Phosphorus
Disclaimer: Information on this page is for educational purposes. Consult a physician to interpret your test results. Health Vault helps track biomarker trends but does not replace medical advice.
What This Test Measures
Phosphorus is critical for bones, ATP, and cell membranes. Regulated by PTH, vitamin D, and kidneys.
Hyperphosphatemia is typical in CKD and linked to cardiovascular mortality.

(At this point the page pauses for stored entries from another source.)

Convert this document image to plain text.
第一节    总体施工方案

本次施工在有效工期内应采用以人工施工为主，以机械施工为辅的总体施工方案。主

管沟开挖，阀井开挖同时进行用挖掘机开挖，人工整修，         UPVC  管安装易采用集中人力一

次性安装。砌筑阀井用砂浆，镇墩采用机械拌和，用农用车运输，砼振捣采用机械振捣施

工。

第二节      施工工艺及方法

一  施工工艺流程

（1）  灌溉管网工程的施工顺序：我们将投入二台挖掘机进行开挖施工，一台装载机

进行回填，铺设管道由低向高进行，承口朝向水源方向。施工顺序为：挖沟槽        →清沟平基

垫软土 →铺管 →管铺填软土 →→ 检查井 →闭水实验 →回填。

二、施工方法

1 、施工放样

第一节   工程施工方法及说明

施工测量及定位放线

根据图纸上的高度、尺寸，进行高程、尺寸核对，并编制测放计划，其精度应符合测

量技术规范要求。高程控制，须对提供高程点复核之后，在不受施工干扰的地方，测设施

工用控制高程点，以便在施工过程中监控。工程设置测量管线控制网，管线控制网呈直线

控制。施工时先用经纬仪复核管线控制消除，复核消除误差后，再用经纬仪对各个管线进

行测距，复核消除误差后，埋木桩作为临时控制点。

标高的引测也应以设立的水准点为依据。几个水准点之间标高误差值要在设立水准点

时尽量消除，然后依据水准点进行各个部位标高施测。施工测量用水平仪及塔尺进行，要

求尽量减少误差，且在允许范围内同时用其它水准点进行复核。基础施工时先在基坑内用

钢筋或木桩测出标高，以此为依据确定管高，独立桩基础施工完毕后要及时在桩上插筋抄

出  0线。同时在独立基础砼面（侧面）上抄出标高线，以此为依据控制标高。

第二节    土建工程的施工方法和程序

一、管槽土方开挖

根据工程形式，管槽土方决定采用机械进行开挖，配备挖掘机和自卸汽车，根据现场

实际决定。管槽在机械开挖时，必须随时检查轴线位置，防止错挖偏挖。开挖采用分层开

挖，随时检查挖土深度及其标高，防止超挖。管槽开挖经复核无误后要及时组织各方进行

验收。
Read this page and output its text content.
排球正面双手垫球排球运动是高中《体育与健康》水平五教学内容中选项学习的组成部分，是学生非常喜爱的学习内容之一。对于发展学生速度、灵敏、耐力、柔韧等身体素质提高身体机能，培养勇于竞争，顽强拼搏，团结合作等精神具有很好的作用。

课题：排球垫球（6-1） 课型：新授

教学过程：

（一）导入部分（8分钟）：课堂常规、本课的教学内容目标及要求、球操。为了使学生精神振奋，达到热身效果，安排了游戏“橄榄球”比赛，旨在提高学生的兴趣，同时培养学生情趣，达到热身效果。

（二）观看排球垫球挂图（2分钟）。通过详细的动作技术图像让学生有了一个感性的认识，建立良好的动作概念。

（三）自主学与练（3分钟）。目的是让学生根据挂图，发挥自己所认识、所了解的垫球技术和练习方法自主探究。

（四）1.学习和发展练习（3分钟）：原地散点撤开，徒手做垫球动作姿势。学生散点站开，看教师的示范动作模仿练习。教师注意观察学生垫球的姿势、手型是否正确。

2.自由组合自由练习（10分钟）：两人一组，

Hypophosphatemia occurs in refeeding syndrome, alcoholism, and hyperparathyroidism.
Normal Ranges
| Group | Reference Range |
|---|---|
| Men | 2.7–4.5 mg/dL (0.87–1.45 mmol/L) |
| Women | 2.7–4.5 mg/dL |
| Children | 4.0–7.0 mg/dL |
Reference ranges may vary by laboratory and assay method.
Causes of High Levels
- Chronic kidney disease
- Hypoparathyroidism
- High phosphate intake
- Vitamin D excess
- Tumor lysis syndrome
Causes of Low Levels
- Hyperparathyroidism
- Vitamin D deficiency
- Malnutrition
- Refeeding syndrome
- Alcoholism
Test Preparation
- Fasting preferred
- Report phosphate binders if on CKD treatment
Related Biomarkers
| Biomarker | Relationship |
|---|---|
| Calcium | Calcium-phosphate product |
| Creatinine | Renal excretion |
| Vitamin D | Absorption |
FAQ
How often should I take this test?
With CKD — every 1–3 months.
What should I do if my result is abnormal?
Hyperphosphatemia in CKD — diet and phosphate binders as prescribed by nephrologist.